表の見方は15分足と同様です。文字色が灰色の箇所がありますが、これは取引回数が1000回に満たない場合です。個人的には1000回に満たない結果は信用しない方がいいと考えてます。

 手仕舞い1手仕舞い2手仕舞い3
エントリー11.01(2160)0.99(2216)1.01(1322)
エントリー21.00(752)0.95(744)0.90(604)
エントリー30.98(1703)0.97(1741)0.98(1193)
エントリー41.01(556)1.00(549)0.74(479)

4時間足ならまだしも、1時間足ではさすがに1000回以上の取引が行われるだろうと思ってましたが、条件によってはそうではないようです。以外に包み足が出現する頻度は高くはないと思われます。

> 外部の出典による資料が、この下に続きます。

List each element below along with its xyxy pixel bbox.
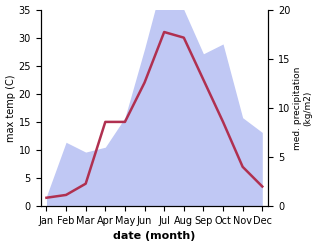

プロフィットファクタですが、エントリー1が良く、エントリー3がダメという個人的には意外な結果でした。

以下にエントリー1・手仕舞い1のバックテストの詳細を掲載します。期待値プラスとはいえ、資産の上下動が激しく、敢えてこれに頼る必要もないと思われます。

余談ですが、これは9年間のバックテストの結果です。前半4年間は調子がいいですが、後半5年間で結局トントンに戻ります。最初1年間はビギナーズラックで勝って、その後低迷期が続き、3~4年目で躍進したという如何にもな資産曲線ですが、4年ぐらい勝っているからといって専業トレーダーに転身するのは危険だということを示唆しているように読み取れます。

4時間足

表の見方は15分足と同様です。

 手仕舞い1手仕舞い2手仕舞い3
エントリー10.94(800)1.00(819)0.95(415)
エントリー20.82(314)0.99(310)1.16(222)
エントリー30.96(610)0.95(617)1.07(382)
エントリー40.76(217)0.95(214)1.28(177)

全て取引回数が1000回に満たないため、4時間足などのスイングトレードにおいて、包み足の出現は頻度が少なく、統計的に根拠のあるトレードは実施ができないということになります。

まとめ

本記事では、包み足が本当に相場転換のシグナルとなるのかをバックテストを用いて検証しました。以下に結論となる重要なポイントを示します。

結論
  • どの時間足でも、包み足は相場転換のシグナルとして使えない

以上、最後まで読んでいただきありがとうございました。